Is this what we want Thailand? For the government to create a digital system of surveillance on us where they have all of our identity documents. Then on top of it, they get to fully surveil all of our financial transactions. Moreover, is this what we want to spend two orders of magnitude more liquidity than currently exist in the banking system right now that we go into debt for, in order to create? Is that what we want? Because I didn't see anybody who signed on for that during the last campaign. I mean yeah sure everybody's going to get on board with the notion of free money - which there's no such thing as that either - I do get that. We all like the notion of, "hey we get some free money", but this is worse than free money. This isn't even free money because it's not money. As we have discussed before, they can tell you where you spend it, they can tell you what you spend it on. How is that cash? Well it's not.
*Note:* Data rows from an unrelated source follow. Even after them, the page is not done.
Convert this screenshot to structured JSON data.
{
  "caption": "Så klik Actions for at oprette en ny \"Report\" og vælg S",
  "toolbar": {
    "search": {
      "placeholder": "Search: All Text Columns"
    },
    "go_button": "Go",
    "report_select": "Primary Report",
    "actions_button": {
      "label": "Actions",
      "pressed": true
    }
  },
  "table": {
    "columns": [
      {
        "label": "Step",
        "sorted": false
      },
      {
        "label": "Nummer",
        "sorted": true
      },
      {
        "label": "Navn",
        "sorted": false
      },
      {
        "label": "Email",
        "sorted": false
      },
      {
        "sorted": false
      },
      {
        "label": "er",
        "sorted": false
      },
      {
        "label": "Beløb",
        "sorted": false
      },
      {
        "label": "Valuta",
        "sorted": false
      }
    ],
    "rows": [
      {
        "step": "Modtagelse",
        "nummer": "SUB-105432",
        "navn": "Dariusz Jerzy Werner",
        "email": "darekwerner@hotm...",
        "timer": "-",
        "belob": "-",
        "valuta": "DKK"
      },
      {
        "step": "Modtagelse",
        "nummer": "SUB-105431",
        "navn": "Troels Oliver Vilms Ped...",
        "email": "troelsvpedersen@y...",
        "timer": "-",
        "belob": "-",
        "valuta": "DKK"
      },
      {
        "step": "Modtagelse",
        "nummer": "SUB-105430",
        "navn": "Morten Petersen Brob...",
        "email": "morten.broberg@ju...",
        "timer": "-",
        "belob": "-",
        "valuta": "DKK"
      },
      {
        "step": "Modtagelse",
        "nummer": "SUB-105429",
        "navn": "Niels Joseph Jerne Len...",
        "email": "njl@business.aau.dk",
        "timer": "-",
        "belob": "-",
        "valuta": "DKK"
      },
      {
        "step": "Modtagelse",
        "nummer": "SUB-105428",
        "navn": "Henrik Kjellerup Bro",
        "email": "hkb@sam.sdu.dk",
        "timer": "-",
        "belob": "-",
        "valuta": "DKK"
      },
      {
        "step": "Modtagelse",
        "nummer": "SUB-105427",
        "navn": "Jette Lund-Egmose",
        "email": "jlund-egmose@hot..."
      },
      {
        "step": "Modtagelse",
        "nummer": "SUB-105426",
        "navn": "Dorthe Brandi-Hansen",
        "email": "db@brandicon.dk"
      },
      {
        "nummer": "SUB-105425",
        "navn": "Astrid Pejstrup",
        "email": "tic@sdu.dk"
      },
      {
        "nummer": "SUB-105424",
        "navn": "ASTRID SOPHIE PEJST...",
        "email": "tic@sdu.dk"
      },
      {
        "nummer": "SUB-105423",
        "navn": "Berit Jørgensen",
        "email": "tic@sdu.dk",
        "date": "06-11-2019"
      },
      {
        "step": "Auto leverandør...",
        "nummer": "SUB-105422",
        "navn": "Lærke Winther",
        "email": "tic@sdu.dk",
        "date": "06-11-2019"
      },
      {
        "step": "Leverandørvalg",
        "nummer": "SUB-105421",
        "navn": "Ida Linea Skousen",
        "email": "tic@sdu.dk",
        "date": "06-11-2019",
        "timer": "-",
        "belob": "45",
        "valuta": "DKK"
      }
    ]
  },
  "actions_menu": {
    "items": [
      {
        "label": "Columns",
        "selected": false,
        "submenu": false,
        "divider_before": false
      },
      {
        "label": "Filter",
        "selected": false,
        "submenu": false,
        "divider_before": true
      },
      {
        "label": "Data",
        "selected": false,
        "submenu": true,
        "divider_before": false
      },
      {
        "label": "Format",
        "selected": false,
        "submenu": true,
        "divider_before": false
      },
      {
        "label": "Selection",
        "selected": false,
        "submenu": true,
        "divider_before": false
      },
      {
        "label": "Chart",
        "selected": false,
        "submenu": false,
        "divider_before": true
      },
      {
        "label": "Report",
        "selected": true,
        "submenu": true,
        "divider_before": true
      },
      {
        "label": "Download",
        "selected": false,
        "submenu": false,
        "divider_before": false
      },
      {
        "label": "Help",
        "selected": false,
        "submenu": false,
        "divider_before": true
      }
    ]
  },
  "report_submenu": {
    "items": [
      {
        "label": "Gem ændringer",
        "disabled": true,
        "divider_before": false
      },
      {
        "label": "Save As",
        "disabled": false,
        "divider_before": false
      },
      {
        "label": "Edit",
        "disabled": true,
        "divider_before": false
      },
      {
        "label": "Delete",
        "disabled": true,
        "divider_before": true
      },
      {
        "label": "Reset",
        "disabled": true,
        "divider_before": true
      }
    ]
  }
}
At the end of the day, cash is a great medium because you can spend it on what you want and you can stay private when you do it. That's not what's being advocated here. What's being advocated here is two orders of magnitude more liquidity than currently exists in the banking system that the country has to go on the hook on, meaning that the people of Thailand are going to have to pay back that money in the longer term sense in terms of higher taxes, to get what, at the end of the day? To get tokens that the Government can then use to fully surveil them at all times. Is this what we want? Does Thailand want to become the testing ground, the guinea pig if you will for these 'pie in the sky, notions from the World Economic Forum? I certainly hope not.